Aims: The main aim of this study was to examine the relationship of the leptin system in steatosis and nonalcoholic steatohepatitis (NASH). The study also analysed the pathogenic role of the leptin system in the development of hepatic fibrosis and its relation with the TGF-beta1 system.
Materials and methods: The study included 90 subjects, 55 with NASH and 35 with simple steatosis. Gene expression of leptin, leptin receptor and TGF-beta mRNA was analysed by real-time PCR on liver tissue. Leptin serum levels were determined by RIA. Leptin receptor expression was also assessed by immunohistochemistry.

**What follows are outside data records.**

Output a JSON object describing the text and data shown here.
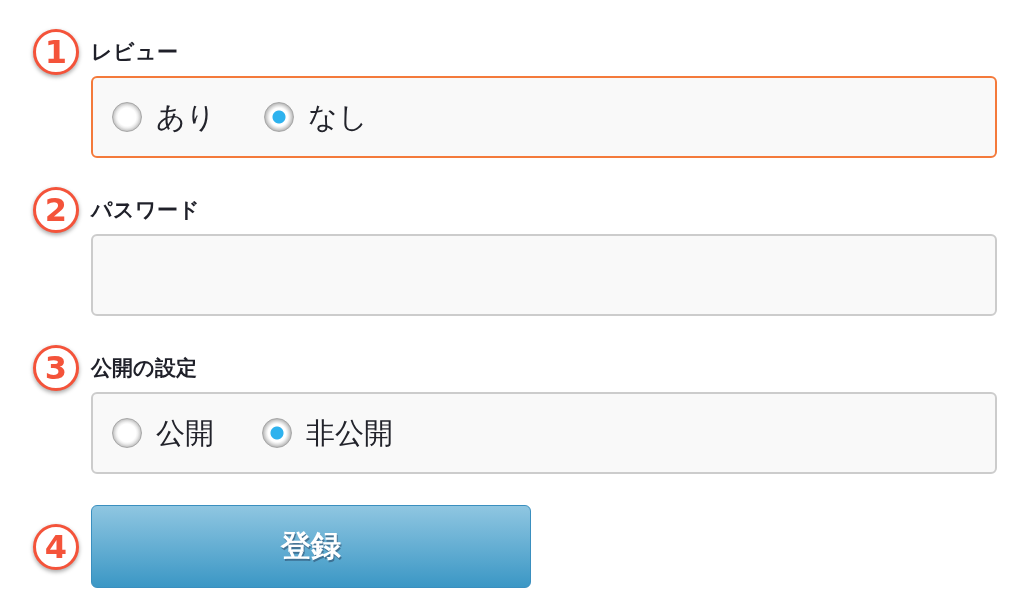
{
  "form": {
    "sections": [
      {
        "marker": "1",
        "label": "レビュー",
        "kind": "radio",
        "focused": true,
        "options": [
          {
            "label": "あり",
            "selected": false
          },
          {
            "label": "なし",
            "selected": true
          }
        ]
      },
      {
        "marker": "2",
        "label": "パスワード",
        "kind": "password",
        "focused": false
      },
      {
        "marker": "3",
        "label": "公開の設定",
        "kind": "radio",
        "focused": false,
        "options": [
          {
            "label": "公開",
            "selected": false
          },
          {
            "label": "非公開",
            "selected": true
          }
        ]
      }
    ],
    "submit": {
      "marker": "4",
      "label": "登録"
    }
  }
}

Results: Increased expression was found for leptin receptor mRNA (P=0.0016) and its protein (P<0.05) in patients with NASH, especially those with fibrosis. There was a marked increase in gene expression of TGF-beta1 in patients with NASH (P=0.0002). A strong correlation was demonstrated between leptin receptor gene expression and TGF-beta1 gene expression (P=0.023). No leptin expression was found in the liver tissue. All patients showed a marked hyperleptinemia, which was closely related to the anthropometric characteristics analysed and independent of development or not of NASH.
Conclusions: The results of the study demonstrate for the first time increased leptin receptor expression in liver tissue and its relationship with overexpression of TGF-beta1 and the degree of hepatic fibrosis.